The Federal Motor Carrier Safety Administration is considering requiring companies that flout the rules on how long a driver can be behind the wheel to buy electronic gear that would track that information.
Federal rules prohibit a driver from spending more than 11 hours a day behind the wheel or driving more than 700 miles in a day.
Also, a driver's workday can end no later than 14 hours after it started.
Carriers with a history of serious violations would be required to install electronic on-board recorders their commercial vehicles for a minimum of two years, the federal agency said in a news release.
The devices would record basic information, including the driver's identity and duty status and the location of the vehicle, along with the distance traveled during the monitoring period.
The agency also plans to encourage industrywide use of the recorders by providing incentives for their voluntary use, administrator John H. Hill said in a statement.
The agency estimates that under the new rule, about 930 carriers with 17,500 drivers would be required to get recorders.
Unsure of practice
Donna Hulstrom, manager of Gene Hulstrom Trucking in San Jacinto, Calif., said she's not sure if the recorders would be right for everybody because circumstances, including obstructions on the road and construction, vary. Some routes are less taxing to drive, she said.

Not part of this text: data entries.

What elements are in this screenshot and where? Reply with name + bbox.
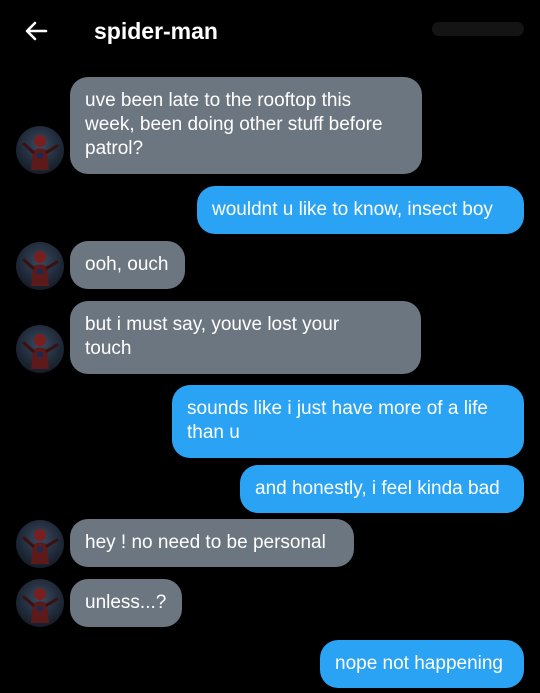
spider-man-avatar-icon — [22, 529, 59, 564]
chat-header: spider-man — [0, 0, 540, 62]
message-incoming[interactable]: but i must say, youve lost your touch — [70, 301, 421, 374]
contact-avatar[interactable] — [16, 325, 64, 373]
contact-avatar[interactable] — [16, 579, 64, 627]
message-outgoing[interactable]: sounds like i just have more of a life t… — [172, 385, 524, 458]
message-outgoing[interactable]: nope not happening — [320, 640, 524, 688]
message-incoming[interactable]: ooh, ouch — [70, 241, 185, 289]
contact-avatar[interactable] — [16, 126, 64, 174]
spider-man-avatar-icon — [22, 334, 59, 369]
spider-man-avatar-icon — [22, 251, 59, 286]
message-incoming[interactable]: hey ! no need to be personal — [70, 519, 354, 567]
message-outgoing[interactable]: wouldnt u like to know, insect boy — [197, 186, 524, 234]
contact-avatar[interactable] — [16, 242, 64, 290]
back-arrow-icon[interactable] — [22, 16, 52, 46]
contact-name[interactable]: spider-man — [94, 16, 218, 46]
header-icons — [432, 22, 524, 36]
message-outgoing[interactable]: and honestly, i feel kinda bad — [240, 465, 524, 513]
contact-avatar[interactable] — [16, 520, 64, 568]
message-incoming[interactable]: unless...? — [70, 579, 182, 627]
spider-man-avatar-icon — [22, 135, 59, 170]
spider-man-avatar-icon — [22, 588, 59, 623]
message-incoming[interactable]: uve been late to the rooftop this week, … — [70, 77, 422, 174]
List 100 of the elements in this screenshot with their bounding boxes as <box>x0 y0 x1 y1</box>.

John Mouw, a Boise, Idaho, driver stopped at an Ontario, Calif. rest stop, said it's not a bad idea to include monitoring devices, but questioned whether trucking companies would go along.
"It's not in their best interest to stop a driver who wants to keep going," Mouw said.
Voluntary compliance is unlikely to catch on, Mouw said, because companies that support adherence to hours-of-service rules already abide by those rules.
The federal agency will take comments on the proposal until April 18.